Gegenwartsbewältigung

Der Berliner Politikwissenschaftler Max Czollek promovierte am Zentrum für Antisemitismusforschung. Er arbeitet mittlerweile an der Schnittstelle von Kunst und Politik als Kurator von Veranstaltungen, Herausgeber der Zeitschrift Jalta – Positionen zur jüdischen Gegenwart, Poet und Schriftsteller. 2018 veröffentlichte Czollek seine erste Streitschrift Desintegriert euch! Er argumentierte für radikale Vielfalt, statt Integration. In seinem zweiten Buch Gegenwartsbewältigung zeigt er, dass noch nicht alles zum Thema radikale Vielfalt gesagt ist. Er legt nach und zwar auf ebenso markante und eloquente Weise.

Czollek beginnt Gegenwartsbewältigung unter der Voraussetzung, dass in der deutschen Gegenwart einige Dinge grundsätzlich falsch laufen – und das hat nicht in erster Linie mit Corona zu tun. Es gibt eine rechtsradikale Partei, die im Bundestag sitzt. Es passieren wiederholt rassistische Morde. Statt gegen Rechtsradikalismus zu kämpfen, wird von wenig weiterhelfenden Hufeisentheorien gesprochen, die rechts und links als gleich schlimm einordnen. Eine Bewältigung dieser Gegenwart bedeutet laut Czollek, derartiges Denken unmöglich zu machen.

Ziel des Buches ist es also, zunächst etablierte Annahmen über die deutsche Gesellschaft zu hinterfragen. Czollek folgt der Frage, welche Konstrukte und Konzepte das deutsche „Wir“ schaffen und abgrenzen. Historische und politische Hintergründe helfen ihm, aktuelles Denken und Fühlen in Deutschland zu erklären – vor allem die ausgrenzenden Abgründe. Die passenden Stichwörter an dieser Stelle sind Heimat, Volk und Leitkultur. Czollek erklärt, dass etablierte Denkweisen nicht mehr in der Lage sind, die Gegenwart zu bewältigen. Ihn interessieren Alternativen.

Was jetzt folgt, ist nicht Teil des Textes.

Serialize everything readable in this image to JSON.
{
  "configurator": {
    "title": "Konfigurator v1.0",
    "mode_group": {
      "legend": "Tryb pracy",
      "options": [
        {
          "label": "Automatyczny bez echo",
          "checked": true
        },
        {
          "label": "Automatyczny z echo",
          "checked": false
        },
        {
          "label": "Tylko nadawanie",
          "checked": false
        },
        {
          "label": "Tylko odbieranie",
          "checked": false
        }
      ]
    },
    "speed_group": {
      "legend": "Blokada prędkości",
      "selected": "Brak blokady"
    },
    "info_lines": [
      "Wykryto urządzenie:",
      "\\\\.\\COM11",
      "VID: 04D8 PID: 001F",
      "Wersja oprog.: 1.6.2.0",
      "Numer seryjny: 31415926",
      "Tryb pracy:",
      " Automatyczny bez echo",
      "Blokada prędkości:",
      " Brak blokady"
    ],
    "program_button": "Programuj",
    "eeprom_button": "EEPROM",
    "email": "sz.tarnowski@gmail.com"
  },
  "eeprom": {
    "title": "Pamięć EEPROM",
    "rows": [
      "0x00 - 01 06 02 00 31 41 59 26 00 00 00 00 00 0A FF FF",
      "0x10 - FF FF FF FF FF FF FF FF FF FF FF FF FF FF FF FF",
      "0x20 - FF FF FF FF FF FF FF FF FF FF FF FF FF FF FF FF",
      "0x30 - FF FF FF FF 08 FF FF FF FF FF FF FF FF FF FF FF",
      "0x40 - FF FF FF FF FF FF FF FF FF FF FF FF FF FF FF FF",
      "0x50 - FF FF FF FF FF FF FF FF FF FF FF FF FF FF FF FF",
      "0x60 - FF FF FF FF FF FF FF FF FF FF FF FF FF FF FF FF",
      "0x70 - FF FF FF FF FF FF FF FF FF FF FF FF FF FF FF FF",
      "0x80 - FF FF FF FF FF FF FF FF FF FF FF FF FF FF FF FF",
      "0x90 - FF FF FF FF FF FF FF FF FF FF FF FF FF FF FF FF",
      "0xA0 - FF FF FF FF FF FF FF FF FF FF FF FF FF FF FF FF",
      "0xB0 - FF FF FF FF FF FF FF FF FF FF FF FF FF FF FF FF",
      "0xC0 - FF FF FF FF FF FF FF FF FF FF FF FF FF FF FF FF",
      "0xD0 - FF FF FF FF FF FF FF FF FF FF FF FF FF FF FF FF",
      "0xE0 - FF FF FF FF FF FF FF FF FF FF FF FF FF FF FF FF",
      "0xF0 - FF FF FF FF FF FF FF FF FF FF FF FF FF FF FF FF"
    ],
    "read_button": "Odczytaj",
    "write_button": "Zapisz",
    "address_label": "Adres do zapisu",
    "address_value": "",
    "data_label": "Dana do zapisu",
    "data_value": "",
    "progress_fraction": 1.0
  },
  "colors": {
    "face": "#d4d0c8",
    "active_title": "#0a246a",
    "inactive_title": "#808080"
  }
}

Die Alternativen, die Czollek vorstellt, finden sich einerseits in der zeitgenössischen wissenschaftlich-künstlerischen Arbeit, die unter dem Begriff postmigrantisch zusammengefasst werden kann. Er entwirft in seinem Kapitel über wehrhafte Poesie sogar ein Motto, das den Kern dieser Praxis zusammenfasst: „Schreibe so, dass die Nazis dich verbieten würden!“ Weiterhin plädiert er für eine radikale Vielfalt, die dem Social Justice und Diversity Trainings Ansatz von Gudrun Perko und Leah-Carola Czollek entspringt. Um mit und für radikale Vielfalt zu leben, braucht es ein Verständnis von komplexer Intersektionalität: Wer versteht, dass Privilegierung und Diskriminierung sich in einer Person vereinen, öffnet den Blick für individuelle Handlungsspielräume. Als eine wünschenswerte Option nennt Czollek das Verbündet-Sein.

Czollek gewinnt mich für sein Buch schon allein, weil mir die Konzepte von „radikaler Vielfalt“ oder „wehrhafter Poesie“ sehr gut gefallen – sie klingen nach Hoffnung. In seiner Argumentation fokussiert er sich auf bestimmte Dimensionen von Diskriminierung – am deutlichsten tauchen Diskussionen über Religion, Ost- und Westdeutschland und Race auf. Aber das Bewusstsein für die komplexe Intersektionalität durchzieht das gesamte Buch, so ist es darüber hinaus auch mit Hinweisen auf Klasse, Geschlecht und Sexualität versehen.  Das Buch zeichnet durch seine Schlagfertigkeit und Lösungsorientiertheit aus. Großen Spielraum und Chancen sieht er auf der kulturellen und individuellen Ebene, die hoffentlich Einfluss auf die institutionelle Ebene haben. Gegenwartsbewältigung ist eine Einladung, dabei mitzumachen eine Gesellschaft zu gestalten, die weniger diskriminierend und gewaltvoll ist als die gegenwärtige.